Todayhumor
- Website type: Internet forum
- Owner: Lee Hocheol
- Creator: Lee Hocheol
- Website: todayhumor.co.kr
- Commercial: Yes (partly)
- Registration: Optional
- Launched: September 1999
- Current status: Active

= Todayhumor =

South Korean internet forum

Todayhumor frequently noted under the initialism 오유 (OU), is a South Korean internet forum. Initially established as a community dedicated to humor, it became a left-leaning political website due to its unique nature.

==Overview==
Todayhumor launched in September 1999 as a subsection of Infomail.co.kr, a South Korean email service. As of April 2013, it is owned and operated as a private organization.

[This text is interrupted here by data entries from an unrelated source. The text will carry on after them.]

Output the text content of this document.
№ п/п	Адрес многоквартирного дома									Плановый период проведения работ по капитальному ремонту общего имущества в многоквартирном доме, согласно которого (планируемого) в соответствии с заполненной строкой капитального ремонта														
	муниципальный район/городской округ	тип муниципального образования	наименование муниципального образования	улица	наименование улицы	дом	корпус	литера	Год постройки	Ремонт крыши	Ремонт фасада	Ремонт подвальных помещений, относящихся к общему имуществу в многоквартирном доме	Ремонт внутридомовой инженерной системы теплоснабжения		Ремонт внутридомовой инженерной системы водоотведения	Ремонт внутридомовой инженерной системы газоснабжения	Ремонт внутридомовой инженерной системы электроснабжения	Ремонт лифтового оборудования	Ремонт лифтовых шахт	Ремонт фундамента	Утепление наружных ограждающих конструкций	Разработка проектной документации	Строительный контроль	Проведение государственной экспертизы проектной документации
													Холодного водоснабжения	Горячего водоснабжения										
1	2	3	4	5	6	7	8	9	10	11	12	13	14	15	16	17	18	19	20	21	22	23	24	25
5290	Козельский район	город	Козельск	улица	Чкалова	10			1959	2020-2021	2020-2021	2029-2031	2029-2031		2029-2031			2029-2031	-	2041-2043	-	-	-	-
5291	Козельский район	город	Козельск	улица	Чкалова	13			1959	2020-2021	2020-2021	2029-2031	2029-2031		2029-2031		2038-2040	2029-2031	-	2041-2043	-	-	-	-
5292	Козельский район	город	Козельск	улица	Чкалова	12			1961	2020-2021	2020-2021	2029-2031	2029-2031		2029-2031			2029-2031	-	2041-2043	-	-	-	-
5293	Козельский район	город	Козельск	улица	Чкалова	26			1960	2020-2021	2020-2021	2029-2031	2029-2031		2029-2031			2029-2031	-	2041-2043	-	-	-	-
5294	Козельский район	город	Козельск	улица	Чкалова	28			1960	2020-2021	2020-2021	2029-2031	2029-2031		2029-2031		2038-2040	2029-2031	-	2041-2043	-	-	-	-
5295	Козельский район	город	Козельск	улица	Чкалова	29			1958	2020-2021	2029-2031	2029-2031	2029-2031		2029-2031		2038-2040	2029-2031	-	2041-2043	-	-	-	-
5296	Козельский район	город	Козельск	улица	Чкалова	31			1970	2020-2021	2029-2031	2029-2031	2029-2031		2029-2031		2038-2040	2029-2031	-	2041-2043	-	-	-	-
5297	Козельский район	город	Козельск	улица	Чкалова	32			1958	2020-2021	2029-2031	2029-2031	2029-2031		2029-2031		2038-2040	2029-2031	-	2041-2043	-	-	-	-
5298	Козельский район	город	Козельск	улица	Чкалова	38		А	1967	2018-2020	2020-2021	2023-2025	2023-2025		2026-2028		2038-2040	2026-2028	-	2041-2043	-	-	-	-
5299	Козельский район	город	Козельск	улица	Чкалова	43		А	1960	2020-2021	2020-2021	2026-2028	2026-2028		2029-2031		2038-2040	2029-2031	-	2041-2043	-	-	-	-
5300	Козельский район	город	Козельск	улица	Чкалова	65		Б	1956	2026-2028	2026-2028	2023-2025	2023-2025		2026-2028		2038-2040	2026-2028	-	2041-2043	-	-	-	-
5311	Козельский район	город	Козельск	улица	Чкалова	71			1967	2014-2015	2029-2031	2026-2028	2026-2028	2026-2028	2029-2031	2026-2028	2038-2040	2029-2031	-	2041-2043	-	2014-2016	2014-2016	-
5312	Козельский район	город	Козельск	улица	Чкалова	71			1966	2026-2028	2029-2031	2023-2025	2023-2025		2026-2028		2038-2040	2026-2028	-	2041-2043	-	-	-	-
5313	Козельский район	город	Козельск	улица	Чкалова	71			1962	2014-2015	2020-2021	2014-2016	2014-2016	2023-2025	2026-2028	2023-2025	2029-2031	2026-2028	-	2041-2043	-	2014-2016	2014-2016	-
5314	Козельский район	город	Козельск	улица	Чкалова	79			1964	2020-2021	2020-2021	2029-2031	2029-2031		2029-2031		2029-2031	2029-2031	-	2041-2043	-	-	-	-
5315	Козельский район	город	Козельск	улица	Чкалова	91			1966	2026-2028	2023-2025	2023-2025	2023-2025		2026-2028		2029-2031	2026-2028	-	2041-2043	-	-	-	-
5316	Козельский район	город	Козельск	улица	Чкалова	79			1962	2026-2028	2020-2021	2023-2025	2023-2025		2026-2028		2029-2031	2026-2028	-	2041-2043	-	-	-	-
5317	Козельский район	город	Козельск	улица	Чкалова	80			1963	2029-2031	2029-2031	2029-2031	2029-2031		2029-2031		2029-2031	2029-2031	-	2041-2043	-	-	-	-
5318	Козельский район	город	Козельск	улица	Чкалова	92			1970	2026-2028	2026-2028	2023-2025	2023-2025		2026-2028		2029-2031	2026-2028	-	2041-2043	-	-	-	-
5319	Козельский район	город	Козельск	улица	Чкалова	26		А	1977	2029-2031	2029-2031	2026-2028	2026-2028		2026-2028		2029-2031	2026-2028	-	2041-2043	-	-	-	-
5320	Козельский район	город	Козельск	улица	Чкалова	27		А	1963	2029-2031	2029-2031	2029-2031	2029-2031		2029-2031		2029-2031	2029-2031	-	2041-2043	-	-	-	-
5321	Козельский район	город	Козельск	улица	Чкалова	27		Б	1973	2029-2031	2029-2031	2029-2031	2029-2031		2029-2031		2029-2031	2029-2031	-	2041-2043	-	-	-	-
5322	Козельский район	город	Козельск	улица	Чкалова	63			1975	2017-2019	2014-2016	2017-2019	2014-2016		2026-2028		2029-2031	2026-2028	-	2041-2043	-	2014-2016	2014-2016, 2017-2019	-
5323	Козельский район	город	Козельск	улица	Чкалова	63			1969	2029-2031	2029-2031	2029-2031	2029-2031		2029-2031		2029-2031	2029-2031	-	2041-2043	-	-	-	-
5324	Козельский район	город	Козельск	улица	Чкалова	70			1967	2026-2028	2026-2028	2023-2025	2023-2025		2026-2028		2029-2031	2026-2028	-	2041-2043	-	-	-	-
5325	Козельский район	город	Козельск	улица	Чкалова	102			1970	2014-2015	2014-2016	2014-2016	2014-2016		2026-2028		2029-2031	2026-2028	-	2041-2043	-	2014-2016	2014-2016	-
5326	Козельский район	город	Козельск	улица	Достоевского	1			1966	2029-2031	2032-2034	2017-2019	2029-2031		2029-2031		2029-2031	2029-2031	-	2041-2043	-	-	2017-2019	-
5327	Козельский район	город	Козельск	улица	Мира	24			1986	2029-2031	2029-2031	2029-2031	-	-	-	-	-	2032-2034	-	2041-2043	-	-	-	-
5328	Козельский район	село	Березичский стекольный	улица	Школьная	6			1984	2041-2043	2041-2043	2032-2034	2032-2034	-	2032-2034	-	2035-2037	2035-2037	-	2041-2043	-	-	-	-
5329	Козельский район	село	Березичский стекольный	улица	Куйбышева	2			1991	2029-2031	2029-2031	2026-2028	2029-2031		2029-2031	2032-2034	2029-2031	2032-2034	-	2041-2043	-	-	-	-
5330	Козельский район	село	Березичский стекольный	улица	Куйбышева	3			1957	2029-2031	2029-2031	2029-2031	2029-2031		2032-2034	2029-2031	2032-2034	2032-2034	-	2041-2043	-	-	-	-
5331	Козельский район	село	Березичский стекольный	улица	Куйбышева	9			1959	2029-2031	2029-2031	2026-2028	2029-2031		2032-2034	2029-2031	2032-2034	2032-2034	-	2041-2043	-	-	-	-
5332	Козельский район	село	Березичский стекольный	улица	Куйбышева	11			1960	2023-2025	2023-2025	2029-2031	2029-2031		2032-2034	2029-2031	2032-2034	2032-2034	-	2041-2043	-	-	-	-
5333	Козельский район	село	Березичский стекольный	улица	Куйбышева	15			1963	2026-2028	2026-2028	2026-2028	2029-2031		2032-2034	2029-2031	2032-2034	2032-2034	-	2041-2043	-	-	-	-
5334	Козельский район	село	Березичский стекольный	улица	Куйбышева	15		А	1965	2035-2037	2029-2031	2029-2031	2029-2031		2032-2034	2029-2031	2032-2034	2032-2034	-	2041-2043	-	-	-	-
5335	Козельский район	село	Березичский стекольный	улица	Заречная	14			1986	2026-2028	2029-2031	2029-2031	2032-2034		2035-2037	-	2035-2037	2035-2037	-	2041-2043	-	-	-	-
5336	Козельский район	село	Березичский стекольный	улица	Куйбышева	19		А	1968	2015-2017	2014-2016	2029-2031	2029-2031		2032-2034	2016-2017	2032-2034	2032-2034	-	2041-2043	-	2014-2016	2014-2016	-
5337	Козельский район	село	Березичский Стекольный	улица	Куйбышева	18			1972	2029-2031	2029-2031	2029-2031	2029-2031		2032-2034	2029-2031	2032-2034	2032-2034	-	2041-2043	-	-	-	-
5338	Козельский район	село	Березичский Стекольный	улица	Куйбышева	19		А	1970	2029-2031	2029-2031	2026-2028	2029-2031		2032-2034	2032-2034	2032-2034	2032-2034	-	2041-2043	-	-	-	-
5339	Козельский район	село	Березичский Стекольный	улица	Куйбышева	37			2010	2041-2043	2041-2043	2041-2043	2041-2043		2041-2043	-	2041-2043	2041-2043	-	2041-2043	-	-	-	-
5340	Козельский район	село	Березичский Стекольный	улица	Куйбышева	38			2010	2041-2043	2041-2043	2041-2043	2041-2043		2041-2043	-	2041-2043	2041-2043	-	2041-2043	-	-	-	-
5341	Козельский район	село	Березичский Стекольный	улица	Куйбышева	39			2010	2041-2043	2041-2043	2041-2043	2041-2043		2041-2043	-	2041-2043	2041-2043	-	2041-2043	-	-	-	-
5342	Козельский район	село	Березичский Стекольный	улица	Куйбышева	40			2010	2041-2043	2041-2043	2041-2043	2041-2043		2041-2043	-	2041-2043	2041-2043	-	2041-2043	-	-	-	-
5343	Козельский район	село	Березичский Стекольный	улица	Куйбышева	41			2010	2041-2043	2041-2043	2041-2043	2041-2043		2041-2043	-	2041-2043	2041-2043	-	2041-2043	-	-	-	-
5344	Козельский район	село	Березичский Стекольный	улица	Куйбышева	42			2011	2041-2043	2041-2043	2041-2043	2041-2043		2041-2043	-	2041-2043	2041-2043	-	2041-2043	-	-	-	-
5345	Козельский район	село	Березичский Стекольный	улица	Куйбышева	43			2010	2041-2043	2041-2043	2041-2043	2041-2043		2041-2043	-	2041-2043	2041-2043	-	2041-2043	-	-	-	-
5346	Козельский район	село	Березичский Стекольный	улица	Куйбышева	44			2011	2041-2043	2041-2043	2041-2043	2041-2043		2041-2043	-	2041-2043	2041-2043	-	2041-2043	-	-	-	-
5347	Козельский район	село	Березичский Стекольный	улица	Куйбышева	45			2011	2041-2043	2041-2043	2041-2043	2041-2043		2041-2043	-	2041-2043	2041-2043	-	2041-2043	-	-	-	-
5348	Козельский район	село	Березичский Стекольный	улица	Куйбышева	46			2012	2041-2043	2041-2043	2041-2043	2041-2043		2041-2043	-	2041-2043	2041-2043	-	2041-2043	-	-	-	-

== Presidential election, 2012 ==

During the 2012 South Korean presidential election, an agent of South Korean National Intelligence Service, known by her last name Kim, created multiple user IDs in Todayhumor website and posted articles and comments. South Korean Police confirmed that she had signed up for 16 user IDs and made 288 clicks to express support or opposition to articles in Todayhumor. They also confirmed that she posted articles to Todayhumor on politically sensitive topics including Jeju-do Naval Base and Four Major Rivers Project.
Subsequently, the police announced that 5 user IDs out of 16 were used by others.